Seeking to undo the damage done by the direct market, DC is returning to an old technology to reach masses of young people: the View-Master. The View-Master was a 1960s toy based on 1930s technology which children could put up to their eyes to view stereoscopic slides of popular cartoon characters. This reporter has an aversion to them since one time when I was a child and I found an old View-Master in the attic of my grandmother's house, put it up to my eyes, and immediately had an allergic reaction to the dust, causing my eyes to puff up and become red and itchy for days, which, ironically, is the same reaction many people have to simply reading a modern DC comic book.
DC plans to release the popular 1990s cartoon Batman: The Animated Series on the device. Each episode will consist of tens of thousands of reels, each featuring seven individual frames from the cartoon which must be clicked through quickly to give the illusion of motion.
"We're really excited about the potential for using 80-year-old technology to bring a 20-year-old cartoon to today's kids," said DC executive Geoff "Jeff" Johns at a press conferencing unveiling the plans. Johns then handed a questionable-looking View-Master containing one of the Batman: The Animated Series slides to a small child to demonstrate.
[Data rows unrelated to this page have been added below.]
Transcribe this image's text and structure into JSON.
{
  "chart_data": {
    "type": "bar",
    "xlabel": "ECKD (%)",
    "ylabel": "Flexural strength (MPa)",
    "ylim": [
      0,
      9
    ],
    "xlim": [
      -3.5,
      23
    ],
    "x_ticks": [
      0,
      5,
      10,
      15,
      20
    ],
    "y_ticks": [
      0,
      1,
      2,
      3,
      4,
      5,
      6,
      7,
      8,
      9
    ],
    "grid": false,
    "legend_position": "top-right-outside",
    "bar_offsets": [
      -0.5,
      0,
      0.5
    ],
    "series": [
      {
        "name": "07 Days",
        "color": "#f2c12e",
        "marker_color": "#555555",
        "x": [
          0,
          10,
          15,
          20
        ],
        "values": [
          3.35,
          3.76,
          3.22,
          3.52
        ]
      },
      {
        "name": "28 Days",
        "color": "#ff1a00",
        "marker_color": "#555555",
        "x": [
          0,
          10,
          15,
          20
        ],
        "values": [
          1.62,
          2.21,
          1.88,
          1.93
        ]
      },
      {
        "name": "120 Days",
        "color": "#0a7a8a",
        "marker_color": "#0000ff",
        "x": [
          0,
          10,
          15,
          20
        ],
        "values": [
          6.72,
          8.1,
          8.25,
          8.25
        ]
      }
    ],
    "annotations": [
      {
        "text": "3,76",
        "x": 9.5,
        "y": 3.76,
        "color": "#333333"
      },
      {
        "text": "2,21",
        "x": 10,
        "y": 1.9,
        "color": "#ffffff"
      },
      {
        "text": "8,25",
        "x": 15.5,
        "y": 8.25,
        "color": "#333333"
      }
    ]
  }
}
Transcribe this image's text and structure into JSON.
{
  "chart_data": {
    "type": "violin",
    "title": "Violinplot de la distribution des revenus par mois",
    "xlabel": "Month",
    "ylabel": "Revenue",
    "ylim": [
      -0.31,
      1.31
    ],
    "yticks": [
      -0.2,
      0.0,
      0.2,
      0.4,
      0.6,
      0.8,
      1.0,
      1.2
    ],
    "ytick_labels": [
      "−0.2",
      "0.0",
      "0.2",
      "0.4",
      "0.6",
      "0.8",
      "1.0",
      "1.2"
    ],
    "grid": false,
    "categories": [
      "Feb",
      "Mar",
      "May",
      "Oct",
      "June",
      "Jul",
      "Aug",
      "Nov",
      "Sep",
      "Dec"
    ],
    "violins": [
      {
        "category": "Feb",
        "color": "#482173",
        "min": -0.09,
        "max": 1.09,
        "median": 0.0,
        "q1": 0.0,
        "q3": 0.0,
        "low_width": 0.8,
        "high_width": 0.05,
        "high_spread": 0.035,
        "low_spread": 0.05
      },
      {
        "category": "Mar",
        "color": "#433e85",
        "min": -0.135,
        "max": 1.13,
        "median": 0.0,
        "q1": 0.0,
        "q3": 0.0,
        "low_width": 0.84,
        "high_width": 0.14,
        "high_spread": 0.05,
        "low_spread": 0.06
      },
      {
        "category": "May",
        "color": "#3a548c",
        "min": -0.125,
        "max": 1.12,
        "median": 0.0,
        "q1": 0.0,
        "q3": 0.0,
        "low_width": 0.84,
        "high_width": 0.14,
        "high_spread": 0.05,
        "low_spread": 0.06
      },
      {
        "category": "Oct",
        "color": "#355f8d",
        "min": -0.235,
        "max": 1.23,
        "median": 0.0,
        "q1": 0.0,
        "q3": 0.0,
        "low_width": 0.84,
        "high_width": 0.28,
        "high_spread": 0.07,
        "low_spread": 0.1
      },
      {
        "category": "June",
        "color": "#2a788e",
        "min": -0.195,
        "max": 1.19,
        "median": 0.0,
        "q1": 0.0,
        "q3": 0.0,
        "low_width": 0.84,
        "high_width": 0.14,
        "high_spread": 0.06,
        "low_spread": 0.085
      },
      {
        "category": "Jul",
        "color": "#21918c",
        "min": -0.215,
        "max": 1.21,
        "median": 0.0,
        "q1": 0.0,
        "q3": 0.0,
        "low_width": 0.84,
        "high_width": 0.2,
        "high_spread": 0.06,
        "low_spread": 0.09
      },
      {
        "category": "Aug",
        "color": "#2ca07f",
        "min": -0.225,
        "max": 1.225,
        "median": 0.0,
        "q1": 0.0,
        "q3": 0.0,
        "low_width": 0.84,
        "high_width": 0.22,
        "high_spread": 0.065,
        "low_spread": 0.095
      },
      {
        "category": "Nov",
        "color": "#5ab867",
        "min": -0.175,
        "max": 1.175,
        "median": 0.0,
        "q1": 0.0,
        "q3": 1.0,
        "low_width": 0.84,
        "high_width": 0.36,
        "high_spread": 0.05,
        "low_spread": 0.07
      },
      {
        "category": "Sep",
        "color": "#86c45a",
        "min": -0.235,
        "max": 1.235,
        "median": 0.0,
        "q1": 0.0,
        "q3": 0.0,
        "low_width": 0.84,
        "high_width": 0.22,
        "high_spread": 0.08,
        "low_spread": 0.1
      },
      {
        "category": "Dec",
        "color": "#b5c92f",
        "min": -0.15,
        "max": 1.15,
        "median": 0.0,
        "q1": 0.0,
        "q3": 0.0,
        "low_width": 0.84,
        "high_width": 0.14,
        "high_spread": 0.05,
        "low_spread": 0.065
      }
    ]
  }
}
"What the hell is this?" asked the child, examining the archaic device. "Where do you plug it in to charge? It doesn't do anything, Mr. Johns."
"You put it up to your eyes, and you can see a picture," Johns explained. "Then you pull a lever, and you can see another one. You can do that seven times! Yay!"
"This sucks," said the child, pulling out an iPhone. "Im gonna play Pokemon."
"Here, just try it," said Johns impatiently, brushing the phone away and forcing the View-Master to the child's eyes.
"Aaaaaahhhhhh!" the child screamed as a severe allergic reaction to 50-year-old dust particles broke out immediately all over his face. "I'm dying!"
"Get me out of here!" said Johns as angry parents rushed the stage. "Code red! Code red!"
As Johns was evacuated from the press conference by grabbing the landing gear of a waiting helicopter, he shouted to reporters that though the View-Master itself could be purchased at garage sales and flea markets for less than the price of comic book, each episode would cost $5000 and would soon be available at popular retailers such as Circus World, KB Toys, Lionel Kiddie City, and F.A.O. Schwarz.